Dans cette εποχη cartésienne, Michel Henry découvre que le sentir et la pensée vont de pair, tout comme la conscience et la perception chez Husserl. « Aller de pair », c.à.d. superposition, et non confusion. Difficulté majeure, accoucheuse de contresens et aveuglement sur les débuts de la phénoménologie husserlienne chez Descartes : Descartes n’arrive pas à tenir la distinction videre/videor, que seule la phénoménologie transcendantale arrive à faire voir, à montrer, bien que de manière implicite et floue chez Husserl. Nous comprenons, ipso facto, que Husserl ne prolonge pas, ne dépasse pas et ne se distingue pas autant de la philosophie cartésienne, comme il cherche à le faire au paragraphe §10 des Méditations Cartésiennes : il la reprend là où elle avait été recouverte. Michel Henry fait apparaître un Husserl plus cartésien qu’il en a l’air, mais aussi un Descartes husserlien et bien plus phénoménologue qu’il l’a été lu. Le « videre videor » est le point de lecture herméneutique enrichissant et puissant qui fait le pont entre la philosophie cartésienne et la phénoménologie transcendantale husserlienne, mettant fin à l’absolue rupture de Husserl contre Descartes.

© Jonathan Daudey

Une réflexion sur “Husserl est-il cartésien ? | Intervention à l’Université de Freiburg-im-Breisgau [Texte + Vidéo]

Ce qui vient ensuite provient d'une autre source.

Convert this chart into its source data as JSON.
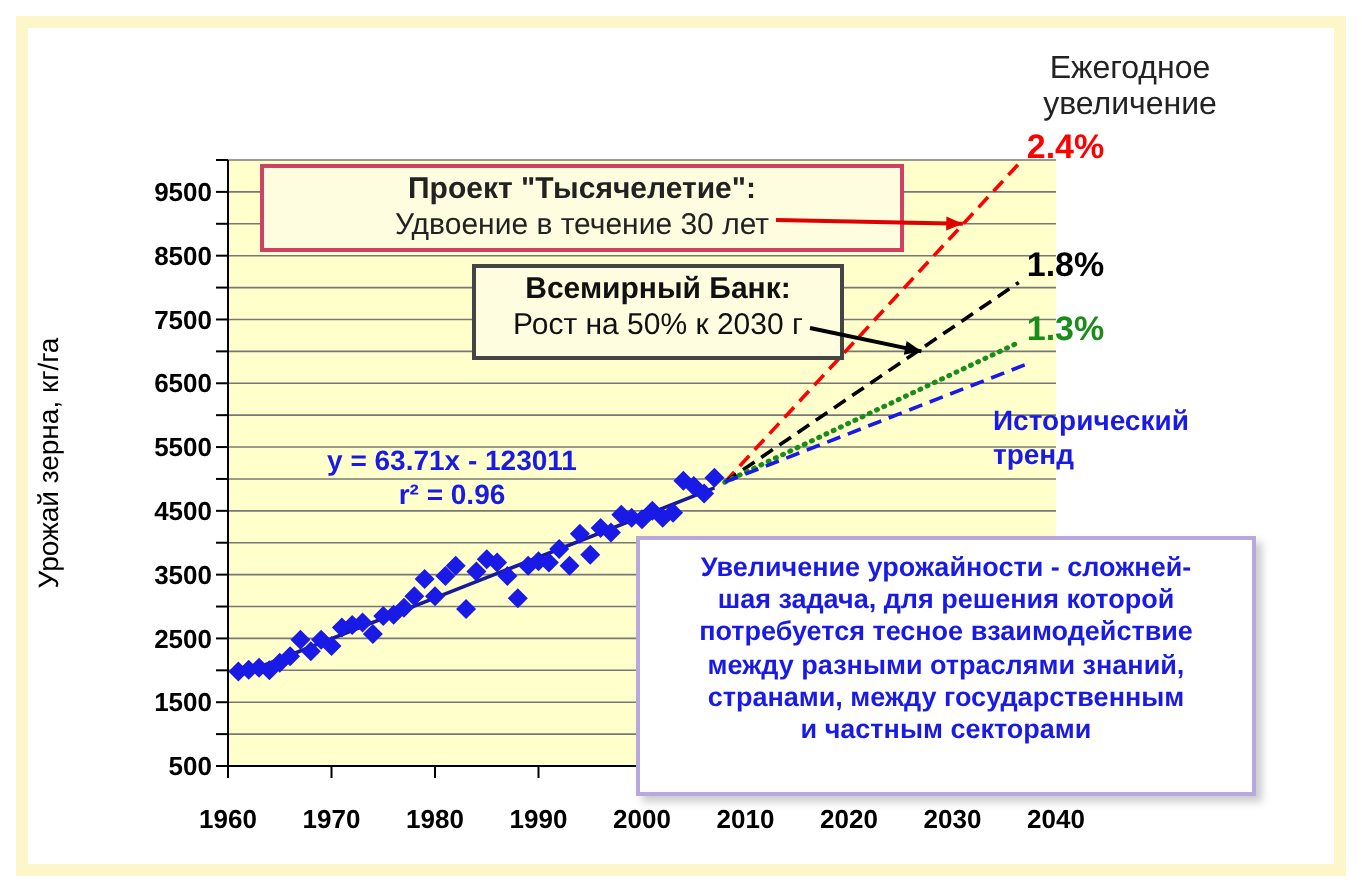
{
  "chart_data": {
    "type": "scatter",
    "legend_title": "Ежегодное увеличение",
    "ylabel": "Урожай зерна, кг/га",
    "xlim": [
      1960,
      2040
    ],
    "xticks": [
      1960,
      1970,
      1980,
      1990,
      2000,
      2010,
      2020,
      2030,
      2040
    ],
    "ylim": [
      500,
      10000
    ],
    "yticks": [
      500,
      {
        "value": 1000,
        "label": null
      },
      1500,
      {
        "value": 2000,
        "label": null
      },
      2500,
      {
        "value": 3000,
        "label": null
      },
      3500,
      {
        "value": 4000,
        "label": null
      },
      4500,
      {
        "value": 5000,
        "label": null
      },
      5500,
      {
        "value": 6000,
        "label": null
      },
      6500,
      {
        "value": 7000,
        "label": null
      },
      7500,
      {
        "value": 8000,
        "label": null
      },
      8500,
      {
        "value": 9000,
        "label": null
      },
      9500,
      {
        "value": 10000,
        "label": null
      }
    ],
    "grid": "y",
    "marker": "diamond",
    "series": [
      {
        "color": "#1a1ae6",
        "x": [
          1961,
          1962,
          1963,
          1964,
          1965,
          1966,
          1967,
          1968,
          1969,
          1970,
          1971,
          1972,
          1973,
          1974,
          1975,
          1976,
          1977,
          1978,
          1979,
          1980,
          1981,
          1982,
          1983,
          1984,
          1985,
          1986,
          1987,
          1988,
          1989,
          1990,
          1991,
          1992,
          1993,
          1994,
          1995,
          1996,
          1997,
          1998,
          1999,
          2000,
          2001,
          2002,
          2003,
          2004,
          2005,
          2006,
          2007
        ],
        "values": [
          1980,
          2010,
          2040,
          2000,
          2120,
          2220,
          2480,
          2300,
          2480,
          2380,
          2670,
          2710,
          2750,
          2570,
          2850,
          2870,
          2980,
          3160,
          3430,
          3160,
          3480,
          3640,
          2960,
          3550,
          3740,
          3690,
          3480,
          3130,
          3640,
          3710,
          3690,
          3900,
          3640,
          4140,
          3810,
          4230,
          4160,
          4440,
          4390,
          4370,
          4500,
          4390,
          4470,
          4970,
          4890,
          4770,
          5020
        ]
      },
      {
        "type": "line",
        "color": "#1a1a99",
        "line_style": "solid",
        "marker": "none",
        "x": [
          1961,
          2007
        ],
        "values": [
          1920,
          4860
        ]
      },
      {
        "type": "line",
        "name": "2.4%",
        "color": "#ff0000",
        "line_style": "dashed",
        "marker": "none",
        "x": [
          2008,
          2036.4
        ],
        "values": [
          4950,
          9940
        ]
      },
      {
        "type": "line",
        "name": "1.8%",
        "color": "#000000",
        "line_style": "dashed",
        "marker": "none",
        "x": [
          2008,
          2036.4
        ],
        "values": [
          4950,
          8080
        ]
      },
      {
        "type": "line",
        "name": "1.3%",
        "color": "#1a8c1a",
        "line_style": "dotted",
        "marker": "none",
        "x": [
          2008,
          2036.4
        ],
        "values": [
          4950,
          7140
        ]
      },
      {
        "type": "line",
        "name": "Исторический тренд",
        "color": "#1a1ae6",
        "line_style": "dashed",
        "marker": "none",
        "x": [
          2008,
          2037
        ],
        "values": [
          4950,
          6790
        ]
      }
    ],
    "annotations": [
      {
        "text": "Проект \"Тысячелетие\":\nУдвоение в течение 30 лет",
        "x": 2031,
        "y": 9000
      },
      {
        "text": "Всемирный Банк:\nРост на 50% к 2030 г",
        "x": 2027,
        "y": 7000
      },
      "y = 63.71x - 123011\nr² = 0.96",
      "Увеличение урожайности - сложней-\nшая задача, для решения которой\nпотребуется тесное взаимодействие\nмежду разными отраслями знаний,\nстранами, между государственным\nи частным секторами"
    ]
  }
}
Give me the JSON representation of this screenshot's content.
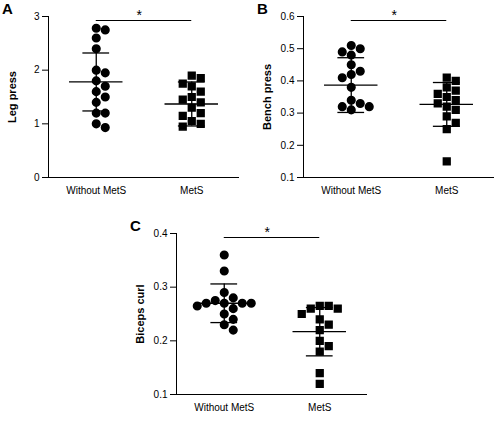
{
  "chart_data": [
    {
      "type": "scatter",
      "title": "A",
      "y_label": "Leg press",
      "categories": [
        "Without MetS",
        "MetS"
      ],
      "groups": [
        {
          "marker": "circle",
          "color": "#000000",
          "values": [
            2.78,
            2.75,
            2.6,
            2.4,
            2.0,
            1.95,
            1.8,
            1.7,
            1.6,
            1.5,
            1.4,
            1.2,
            1.2,
            1.0,
            0.93
          ],
          "mean": 1.78,
          "sd": 0.54
        },
        {
          "marker": "square",
          "color": "#000000",
          "values": [
            1.9,
            1.85,
            1.75,
            1.7,
            1.6,
            1.5,
            1.45,
            1.4,
            1.3,
            1.2,
            1.15,
            1.05,
            1.0,
            0.95
          ],
          "mean": 1.37,
          "sd": 0.41
        }
      ],
      "annotation": "*",
      "ylim": [
        0,
        3
      ],
      "yticks": [
        0,
        1,
        2,
        3
      ]
    },
    {
      "type": "scatter",
      "title": "B",
      "y_label": "Bench press",
      "categories": [
        "Without MetS",
        "MetS"
      ],
      "groups": [
        {
          "marker": "circle",
          "color": "#000000",
          "values": [
            0.51,
            0.5,
            0.49,
            0.48,
            0.45,
            0.43,
            0.42,
            0.41,
            0.38,
            0.34,
            0.33,
            0.32,
            0.32,
            0.31
          ],
          "mean": 0.387,
          "sd": 0.085
        },
        {
          "marker": "square",
          "color": "#000000",
          "values": [
            0.41,
            0.4,
            0.38,
            0.37,
            0.36,
            0.35,
            0.34,
            0.33,
            0.32,
            0.31,
            0.29,
            0.27,
            0.25,
            0.15
          ],
          "mean": 0.327,
          "sd": 0.068
        }
      ],
      "annotation": "*",
      "ylim": [
        0.1,
        0.6
      ],
      "yticks": [
        0.1,
        0.2,
        0.3,
        0.4,
        0.5,
        0.6
      ]
    },
    {
      "type": "scatter",
      "title": "C",
      "y_label": "Biceps curl",
      "categories": [
        "Without MetS",
        "MetS"
      ],
      "groups": [
        {
          "marker": "circle",
          "color": "#000000",
          "values": [
            0.36,
            0.33,
            0.29,
            0.28,
            0.275,
            0.27,
            0.27,
            0.27,
            0.27,
            0.265,
            0.26,
            0.25,
            0.24,
            0.23,
            0.22
          ],
          "mean": 0.27,
          "sd": 0.036
        },
        {
          "marker": "square",
          "color": "#000000",
          "values": [
            0.265,
            0.265,
            0.26,
            0.26,
            0.25,
            0.24,
            0.23,
            0.22,
            0.2,
            0.19,
            0.18,
            0.14,
            0.12
          ],
          "mean": 0.217,
          "sd": 0.045
        }
      ],
      "annotation": "*",
      "ylim": [
        0.1,
        0.4
      ],
      "yticks": [
        0.1,
        0.2,
        0.3,
        0.4
      ]
    }
  ]
}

  1. Bonjour, je tiens juste à signaler deux gros contre-sens dans votre lecture de Descartes.
    1) « A la différence de Descartes, Husserl veut redéfinir l’évidence non pas comme propriété du jugement » : l’évidence n’est jamais une propriété du jugement pour Descartes, c’est la certitude (notamment dans les Méditations métaphysiques, Discours de la Méthode); à l’inverse, l’évidence, c’est la lumière naturelle, qui fait jour dans l’entendement. C’est bien parce que l’évidence n’est jamais de l’ordre du jugement, qu’elle ne peut être fausse. L’évidence est toujours vraie chez Descartes. cf Gilles Olivo, Descartes ou l’essence de la vérité, et IVe Méditation métaphysique
    2) « qui est celle d’un critère de vérité: l’évidence ou la perceptio clara et distincta »: la règle de l’évidence, bien que Descartes ne l’ai jamais appelée comme ça, ou encore la règle général, ou encore la règle de la vérité, n’est jamais un critère pour déterminer la vérité. Cf la lettre à Mersenne du 16 octobre 1639: la vérité est toujours « transcendantalement clair » pour Descartes, et il n’y aurait pas de sens à avoir un critère de la vérité, car la vérité du critère présuppose toujours la vérité.